C:\Users\user\AppData\Local\Temp\ipykernel_22748\1367529355.py:28: DeprecationWarning: `row_stack` alias is deprecated. Use `np.vstack` directly.
  circle = np.row_stack([np.cos(t), np.sin(t)])
C:\Users\user\AppData\Local\Temp\ipykernel_22748\1367529355.py:39: UserWarning: Glyph 8322 (\N{SUBSCRIPT TWO}) missing from font(s) Arial.
  plt.tight_layout(); plt.show()
c:\Users\user\OneDrive\Documents\book\.venv\Lib\site-packages\IPython\core\pylabtools.py:170: UserWarning: Glyph 8322 (\N{SUBSCRIPT TWO}) missing from font(s) Arial.
  fig.canvas.print_figure(bytes_io, **kw)
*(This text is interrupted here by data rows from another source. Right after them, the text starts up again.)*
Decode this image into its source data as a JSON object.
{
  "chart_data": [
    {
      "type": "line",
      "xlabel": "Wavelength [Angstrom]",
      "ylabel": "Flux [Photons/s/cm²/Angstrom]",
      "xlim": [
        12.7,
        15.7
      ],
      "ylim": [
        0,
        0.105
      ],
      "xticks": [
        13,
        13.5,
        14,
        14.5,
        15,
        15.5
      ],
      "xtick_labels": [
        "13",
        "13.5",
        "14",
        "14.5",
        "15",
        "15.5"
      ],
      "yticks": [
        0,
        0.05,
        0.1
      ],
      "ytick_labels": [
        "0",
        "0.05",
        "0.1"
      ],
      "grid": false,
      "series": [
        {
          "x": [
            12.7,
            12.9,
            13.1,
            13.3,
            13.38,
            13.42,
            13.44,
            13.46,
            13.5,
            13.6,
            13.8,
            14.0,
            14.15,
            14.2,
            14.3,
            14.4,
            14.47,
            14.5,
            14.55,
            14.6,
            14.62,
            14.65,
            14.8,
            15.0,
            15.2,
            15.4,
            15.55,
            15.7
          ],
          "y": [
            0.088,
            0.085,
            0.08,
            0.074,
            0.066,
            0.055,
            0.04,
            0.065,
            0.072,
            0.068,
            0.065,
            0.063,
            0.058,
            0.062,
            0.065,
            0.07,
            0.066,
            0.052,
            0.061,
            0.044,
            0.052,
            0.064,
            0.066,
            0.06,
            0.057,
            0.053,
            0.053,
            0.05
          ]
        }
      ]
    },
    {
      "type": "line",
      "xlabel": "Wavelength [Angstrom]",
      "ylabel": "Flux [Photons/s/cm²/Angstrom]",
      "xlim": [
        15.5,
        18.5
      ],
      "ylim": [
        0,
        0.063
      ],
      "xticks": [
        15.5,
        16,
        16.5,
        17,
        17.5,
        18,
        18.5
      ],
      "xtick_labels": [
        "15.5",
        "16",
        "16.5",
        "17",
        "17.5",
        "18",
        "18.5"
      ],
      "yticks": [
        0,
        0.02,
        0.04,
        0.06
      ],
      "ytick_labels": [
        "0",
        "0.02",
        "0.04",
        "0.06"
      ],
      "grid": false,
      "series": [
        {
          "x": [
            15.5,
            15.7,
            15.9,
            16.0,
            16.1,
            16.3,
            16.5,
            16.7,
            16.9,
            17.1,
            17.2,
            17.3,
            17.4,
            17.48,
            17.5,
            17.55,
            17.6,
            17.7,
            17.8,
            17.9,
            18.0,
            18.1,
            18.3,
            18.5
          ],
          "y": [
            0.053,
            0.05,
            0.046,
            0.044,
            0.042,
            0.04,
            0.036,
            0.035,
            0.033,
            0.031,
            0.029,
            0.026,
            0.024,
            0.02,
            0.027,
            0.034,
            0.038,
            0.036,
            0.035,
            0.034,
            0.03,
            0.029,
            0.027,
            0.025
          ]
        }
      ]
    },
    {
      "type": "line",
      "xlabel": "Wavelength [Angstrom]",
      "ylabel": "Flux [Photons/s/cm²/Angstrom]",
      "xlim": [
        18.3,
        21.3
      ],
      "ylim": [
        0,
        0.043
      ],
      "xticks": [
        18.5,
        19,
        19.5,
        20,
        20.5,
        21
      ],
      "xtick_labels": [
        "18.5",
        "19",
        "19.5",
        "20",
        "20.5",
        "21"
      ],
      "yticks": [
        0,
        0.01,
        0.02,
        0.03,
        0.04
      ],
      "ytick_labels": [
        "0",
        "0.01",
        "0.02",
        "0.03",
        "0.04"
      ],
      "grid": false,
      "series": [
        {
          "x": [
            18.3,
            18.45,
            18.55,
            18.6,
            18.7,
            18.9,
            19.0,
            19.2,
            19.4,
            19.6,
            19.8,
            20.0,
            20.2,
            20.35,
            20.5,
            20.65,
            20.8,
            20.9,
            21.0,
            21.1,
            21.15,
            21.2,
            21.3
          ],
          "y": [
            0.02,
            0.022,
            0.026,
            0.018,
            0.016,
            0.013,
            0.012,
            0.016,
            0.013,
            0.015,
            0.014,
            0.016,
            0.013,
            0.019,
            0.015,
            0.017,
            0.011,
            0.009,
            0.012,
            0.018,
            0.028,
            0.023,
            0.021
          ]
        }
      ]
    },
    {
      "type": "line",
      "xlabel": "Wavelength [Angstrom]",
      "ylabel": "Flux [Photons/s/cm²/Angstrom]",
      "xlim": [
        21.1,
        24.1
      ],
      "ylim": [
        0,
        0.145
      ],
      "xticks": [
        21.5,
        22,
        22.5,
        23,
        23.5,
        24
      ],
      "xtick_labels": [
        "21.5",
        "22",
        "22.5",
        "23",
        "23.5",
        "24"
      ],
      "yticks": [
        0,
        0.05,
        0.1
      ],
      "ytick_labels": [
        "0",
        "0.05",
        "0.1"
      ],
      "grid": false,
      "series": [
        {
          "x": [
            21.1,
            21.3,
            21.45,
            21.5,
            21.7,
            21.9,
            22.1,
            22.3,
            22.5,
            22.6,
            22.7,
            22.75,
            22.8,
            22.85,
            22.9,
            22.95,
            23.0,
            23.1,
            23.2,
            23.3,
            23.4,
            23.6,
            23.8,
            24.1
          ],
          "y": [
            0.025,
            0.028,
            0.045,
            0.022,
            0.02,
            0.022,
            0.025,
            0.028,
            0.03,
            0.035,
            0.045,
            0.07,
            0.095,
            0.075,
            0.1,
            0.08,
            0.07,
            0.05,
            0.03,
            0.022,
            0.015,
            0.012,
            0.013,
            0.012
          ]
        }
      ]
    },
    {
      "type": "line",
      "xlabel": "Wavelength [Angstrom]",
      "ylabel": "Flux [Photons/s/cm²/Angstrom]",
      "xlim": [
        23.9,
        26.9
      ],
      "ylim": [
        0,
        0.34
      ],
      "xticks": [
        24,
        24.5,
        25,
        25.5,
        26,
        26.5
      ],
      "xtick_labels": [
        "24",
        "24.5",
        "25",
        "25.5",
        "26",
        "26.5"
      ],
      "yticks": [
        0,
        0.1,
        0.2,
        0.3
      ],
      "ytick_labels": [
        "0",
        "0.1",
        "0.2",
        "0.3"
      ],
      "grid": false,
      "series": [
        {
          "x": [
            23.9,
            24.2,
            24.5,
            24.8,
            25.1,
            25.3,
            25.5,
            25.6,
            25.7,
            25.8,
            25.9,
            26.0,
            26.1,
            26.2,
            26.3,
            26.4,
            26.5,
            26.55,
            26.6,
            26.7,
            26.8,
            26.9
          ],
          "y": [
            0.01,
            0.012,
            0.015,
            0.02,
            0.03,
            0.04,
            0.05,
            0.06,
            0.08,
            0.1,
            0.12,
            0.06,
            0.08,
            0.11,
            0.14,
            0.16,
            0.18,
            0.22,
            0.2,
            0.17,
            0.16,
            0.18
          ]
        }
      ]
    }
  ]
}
Regularized matrix (A + 0.1*I):
Diagonal of A: [ 0.441  1.582 -1.193 -0.7  ]
Diagonal of A + λI: [ 0.541  1.682 -1.093 -0.6  ] (each increased by λ)

4. Mathematical Formulation¶

I_n[i,j] = δᵢⱼ  (Kronecker delta)
          = 1 if i == j
          = 0 if i ≠ j

Properties:
  AI = IA = A        for any compatible A
  Iᵀ = I             symmetric
  I⁻¹ = I            self-inverse
  det(I) = 1

Regularization: A + λI
  Adds λ to each diagonal entry
  Ensures positive definiteness if λ > max(-eigenvalues(A))
  Used in: Ridge regression, Tikhonov regularization, Newton's method

7. Exercises¶

Easy 1. What is the result of I_4 @ v for any vector v of length 4?

Easy 2. Write a function is_identity(A) that checks if a matrix is the identity.

Medium 1. Show that for any invertible matrix A, A @ A⁻¹ = I. Test numerically.

Medium 2. What is the eigendecomposition of the identity matrix? (Hint: every vector is an eigenvector — what is the eigenvalue?) (Connections: ch169)

Hard. Prove that if AB = I and BA = I, then B = A⁻¹. Write the proof as a sequence of equations.

9. Chapter Summary & Connections¶

The n×n identity matrix I satisfies AI = IA = A for any compatible A.
I[i,j] = δᵢⱼ (Kronecker delta) — ones on diagonal, zeros elsewhere.
A + λI (Tikhonov regularization) stabilizes ill-conditioned systems (reappears in ch162 — Matrix Factorization and ch181 — Linear Regression).

Backward connection: Identity is the linear algebra equivalent of the number 1 — it is the multiplicative identity in the ring of square matrices.

Forward connections:

In ch157 (Matrix Inverse), we define A⁻¹ as the matrix satisfying AA⁻¹ = I.
In ch171 (Eigenvalue Computation), I appears in the characteristic equation det(A - λI) = 0.